3.                                         Selon l’art. 144 CP se rend coupable de dommages à la propriété notamment « celui qui aura endommagé, détruit ou mis hors d’usage une chose appartenant à autrui ». Sur le plan subjectif, l’auteur de l’infraction doit avoir agi avec la conscience et la volonté, étant entendu que le dol éventuel suffit (ATF 116 IV 143 cons. b, décision de la Cour de cassation pénale neuchâteloise du 5 septembre 2005, référencée CCP.2004.113).

4.                                         Conformément à la jurisprudence, il y a dol éventuel lorsque l’auteur envisage le résultat dommageable, mais agit néanmoins, même s’il ne le souhaite pas, parce qu’il s’en accommode au cas où il se produirait. Il n’est pas nécessaire qu’il désire ou approuve un tel résultat. (ATF 125 IV 242, consid. 3, 123 IV 155,consid. 1a, 121 IV 249, consid. 3a).

                        En l’espèce, il n’est pas exclu qu’une condamnation pour dommages à la propriété par dol éventuel soit retenue par un tribunal amené à trancher. En effet, le constat médical au dossier relève que G. a frappé le recourant principalement à la tête, aux membres supérieurs droit et gauche ainsi que sur le thorax supéro-postérieur gauche. La blessure au crâne a nécessité trois points de suture, ce qui témoigne d’une certaine violence. Ces éléments doivent faire l’objet d’une appréciation par le tribunal de renvoi à qui il appartiendra de déterminer si, lors de l’altercation, G. a envisagé comme probable de casser les lunettes de vue de P. en le frappant avec un objet sur le haut du corps, y compris la tête, et qu’il s’est accommodé de ce résultat. Il appartiendra au Ministère public d’établir une nouvelle ordonnance de renvoi intégrant la prévention de dommages à la propriété.
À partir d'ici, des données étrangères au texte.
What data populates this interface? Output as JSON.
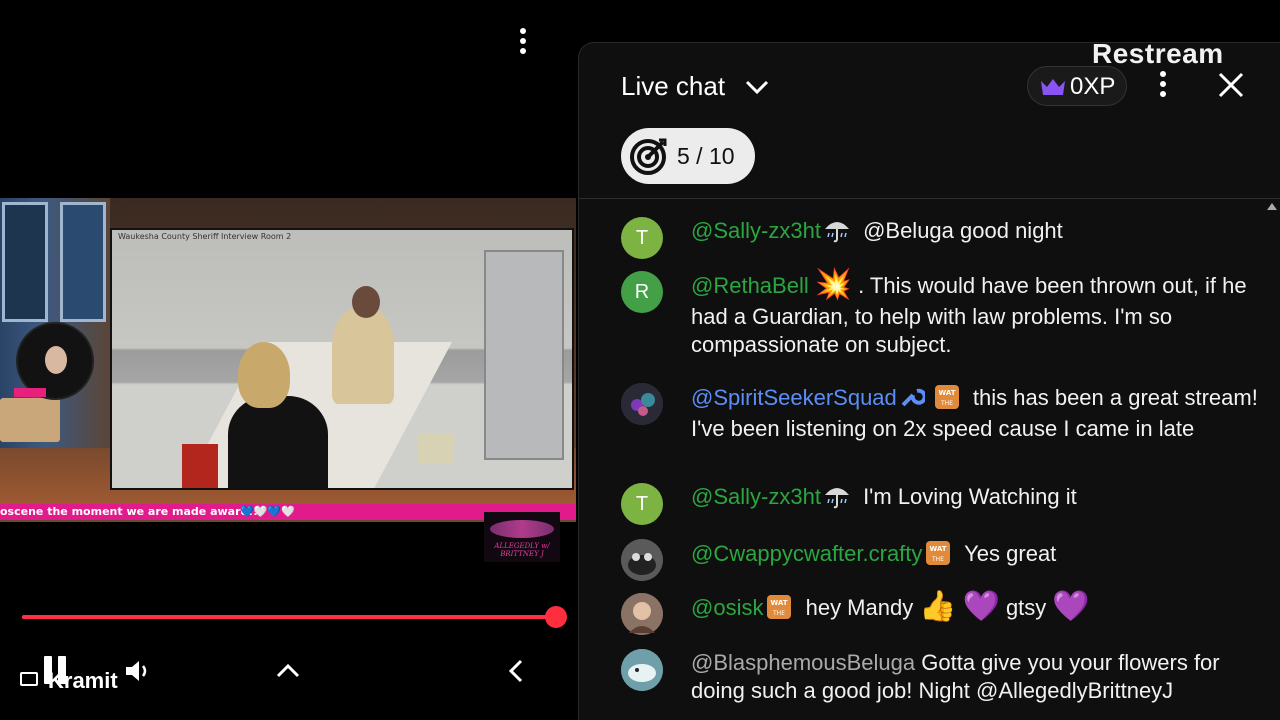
{
  "player": {
    "overlay_caption": "Waukesha County Sheriff Interview Room 2",
    "ticker_text": "oscene the moment we are made aware!!",
    "ticker_hearts": [
      "💙",
      "🤍",
      "💙",
      "🤍"
    ],
    "host_tag": "Brittney J",
    "brand_text": "ALLEGEDLY w/ BRITTNEY J",
    "progress_fraction": 1.0,
    "channel_name": "Kramit"
  },
  "watermark": "Restream",
  "chat": {
    "title": "Live chat",
    "xp_label": "0XP",
    "goal_label": "5 / 10",
    "colors": {
      "author_green": "#2ba640",
      "author_blue": "#5b8ef6",
      "progress_red": "#ff3045",
      "xp_crown": "#8a54f5"
    },
    "messages": [
      {
        "avatar_letter": "T",
        "avatar_color": "#7cb342",
        "author": "@Sally-zx3ht",
        "badge": "umbrella-badge",
        "text": "@Beluga good night",
        "author_style": "green"
      },
      {
        "avatar_letter": "R",
        "avatar_color": "#43a047",
        "author": "@RethaBell",
        "badge": "",
        "emoji": "💥",
        "text": ". This would have been thrown out, if he had a Guardian, to help with law problems. I'm so compassionate on subject.",
        "author_style": "green"
      },
      {
        "avatar_letter": "",
        "avatar_color": "#3a3a44",
        "author": "@SpiritSeekerSquad",
        "badge": "wrench-and-wat-badge",
        "text": "this has been a great stream! I've been listening on 2x speed cause I came in late",
        "author_style": "blue"
      },
      {
        "avatar_letter": "T",
        "avatar_color": "#7cb342",
        "author": "@Sally-zx3ht",
        "badge": "umbrella-badge",
        "text": "I'm Loving Watching it",
        "author_style": "green"
      },
      {
        "avatar_letter": "",
        "avatar_color": "#4a4a4a",
        "author": "@Cwappycwafter.crafty",
        "badge": "wat-badge",
        "text": "Yes great",
        "author_style": "green"
      },
      {
        "avatar_letter": "",
        "avatar_color": "#6b5a52",
        "author": "@osisk",
        "badge": "wat-badge",
        "text_parts": [
          "hey Mandy",
          "👍",
          "💜",
          "gtsy",
          "💜"
        ],
        "author_style": "green"
      },
      {
        "avatar_letter": "",
        "avatar_color": "#5d8a94",
        "author": "@BlasphemousBeluga",
        "badge": "",
        "text": "Gotta give you your flowers for doing such a good job! Night @AllegedlyBrittneyJ",
        "author_style": "grey"
      }
    ]
  }
}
                        Il y a dès lors lieu d’annuler la décision de classement du 14 avril 2008 en ce qui concerne les dommages à la propriété et d’inviter le Ministère public à renvoyer G. également pour cette infraction devant le tribunal compétent.

Par ces motifs, LA CHAMBRE D’ACCUSATION

1.      Annule la décision de classement du Ministère public du 14 avril 2009 en tant qu’elle concerne les dommages à la propriété.

2.      Invite le Ministère public à renvoyer G. également pour dommages à la propriété devant le tribunal qu’il jugera compétent.

3.      Statue sans frais.

Neuchâtel, le 22 septembre 2009

AU NOM DE LA CHAMBRE D'ACCUSATION

Le greffier                                        La présidente

Art. 144 CP

Dommages à la propriété

1 Celui qui aura endommagé, détruit ou mis hors d’usage une chose appartenant à autrui ou frappée d’un droit d’usage ou d’usufruit au bénéfice d’autrui sera, sur plainte, puni d’une peine privative de liberté de trois ans au plus ou d’une peine pécuniaire.

2 Si l’auteur a commis le dommage à la propriété à l’occasion d’un attroupement formé en public, la poursuite aura lieu d’office.

3 Si l’auteur a causé un dommage considérable, le juge pourra prononcer une peine privative de liberté de un à cinq ans. La poursuite aura lieu d’office.